The Fed isyaratkan kenaikan suku bunga pada akhir tahun setelah mempertahankan suku bunga acuannya dalam pertemuan kebijakan terbaru. Sinyal tersebut mendorong aksi jual di pasar saham Amerika Serikat, mengangkat dolar AS, dan menekan harga emas.
Indeks S&P 500 turun 1,2% ke level 7.420,72. Nasdaq Composite melemah 1,4% menjadi 26.021,66, sedangkan Dow Jones Industrial Average terkoreksi 1% ke level 51.493,16. Sebelumnya, pasar sempat bergerak positif setelah Presiden Amerika Serikat Donald Trump kembali menyatakan optimisme terhadap kesepakatan damai antara Amerika Serikat dan Iran.
The Fed Pertahankan Suku Bunga Acuan
Federal Open Market Committee (FOMC) memutuskan mempertahankan suku bunga federal funds rate di kisaran 3,50%-3,75%, sesuai ekspektasi pasar. Keputusan tersebut menjadi rapat kebijakan pertama di bawah kepemimpinan Ketua The Fed Kevin Warsh.
Meski tidak mengubah suku bunga, proyeksi terbaru The Fed menunjukkan arah kebijakan yang lebih ketat dibandingkan sebelumnya. Dalam pembaruan Summary of Economic Projections (SEP), para pembuat kebijakan memperkirakan suku bunga berada di level 3,8% pada akhir tahun, lebih tinggi dibandingkan proyeksi 3,4% pada Maret lalu.

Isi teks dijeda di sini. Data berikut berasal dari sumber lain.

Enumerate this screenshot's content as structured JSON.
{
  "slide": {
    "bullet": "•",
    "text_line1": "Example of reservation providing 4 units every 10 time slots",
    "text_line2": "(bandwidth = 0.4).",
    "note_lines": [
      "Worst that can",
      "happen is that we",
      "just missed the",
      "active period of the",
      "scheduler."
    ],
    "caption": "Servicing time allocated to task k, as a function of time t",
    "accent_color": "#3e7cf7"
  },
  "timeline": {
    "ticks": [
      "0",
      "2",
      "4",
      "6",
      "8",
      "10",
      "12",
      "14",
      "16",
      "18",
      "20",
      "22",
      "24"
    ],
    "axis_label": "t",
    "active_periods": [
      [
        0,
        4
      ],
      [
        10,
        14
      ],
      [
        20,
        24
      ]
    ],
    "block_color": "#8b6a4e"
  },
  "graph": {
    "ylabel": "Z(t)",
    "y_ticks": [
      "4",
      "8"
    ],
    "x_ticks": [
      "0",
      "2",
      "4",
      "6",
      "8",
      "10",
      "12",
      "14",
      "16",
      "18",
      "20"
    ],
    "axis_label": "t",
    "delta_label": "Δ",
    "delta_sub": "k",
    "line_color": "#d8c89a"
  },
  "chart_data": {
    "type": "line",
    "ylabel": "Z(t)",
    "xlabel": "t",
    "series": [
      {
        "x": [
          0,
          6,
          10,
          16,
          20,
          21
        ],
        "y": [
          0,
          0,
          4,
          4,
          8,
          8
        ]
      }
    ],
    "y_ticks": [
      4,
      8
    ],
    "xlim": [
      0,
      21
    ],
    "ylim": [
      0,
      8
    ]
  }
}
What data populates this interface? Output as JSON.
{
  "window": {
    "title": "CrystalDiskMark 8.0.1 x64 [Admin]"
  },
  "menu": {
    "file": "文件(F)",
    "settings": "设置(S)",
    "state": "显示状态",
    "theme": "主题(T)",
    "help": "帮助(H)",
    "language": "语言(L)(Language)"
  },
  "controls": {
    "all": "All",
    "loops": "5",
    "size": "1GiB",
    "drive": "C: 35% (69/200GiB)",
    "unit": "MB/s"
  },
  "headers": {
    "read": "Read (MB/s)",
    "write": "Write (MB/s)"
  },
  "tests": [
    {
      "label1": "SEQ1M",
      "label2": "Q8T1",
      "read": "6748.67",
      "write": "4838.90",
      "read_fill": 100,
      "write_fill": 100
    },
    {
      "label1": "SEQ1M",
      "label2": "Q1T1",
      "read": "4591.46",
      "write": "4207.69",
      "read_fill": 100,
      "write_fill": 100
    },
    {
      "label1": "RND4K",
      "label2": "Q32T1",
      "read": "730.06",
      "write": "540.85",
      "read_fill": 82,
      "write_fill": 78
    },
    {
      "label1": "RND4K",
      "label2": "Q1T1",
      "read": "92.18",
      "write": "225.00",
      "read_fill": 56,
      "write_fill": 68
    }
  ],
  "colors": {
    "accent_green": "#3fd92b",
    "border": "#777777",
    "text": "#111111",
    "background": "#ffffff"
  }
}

Proyeksi tersebut mengindikasikan peluang kenaikan suku bunga sebesar 25 basis poin dalam beberapa bulan mendatang. Sebanyak sembilan dari 18 anggota FOMC kini memperkirakan kenaikan suku bunga tahun ini, berbanding jauh dengan proyeksi sebelumnya yang mengarah pada pemangkasan suku bunga.
Kevin Warsh Siapkan Perubahan Besar di The Fed
The Fed isyaratkan kenaikan suku bunga bersamaan dengan dimulainya sejumlah reformasi yang diperkenalkan Kevin Warsh. Dalam konferensi pers pertamanya sebagai ketua bank sentral, Warsh mengumumkan pembentukan lima kelompok kerja yang akan meninjau berbagai aspek kebijakan moneter.
Kelompok kerja tersebut akan fokus pada komunikasi bank sentral, kebijakan neraca, penggunaan data ekonomi, produktivitas dan lapangan kerja, serta kerangka pengendalian inflasi.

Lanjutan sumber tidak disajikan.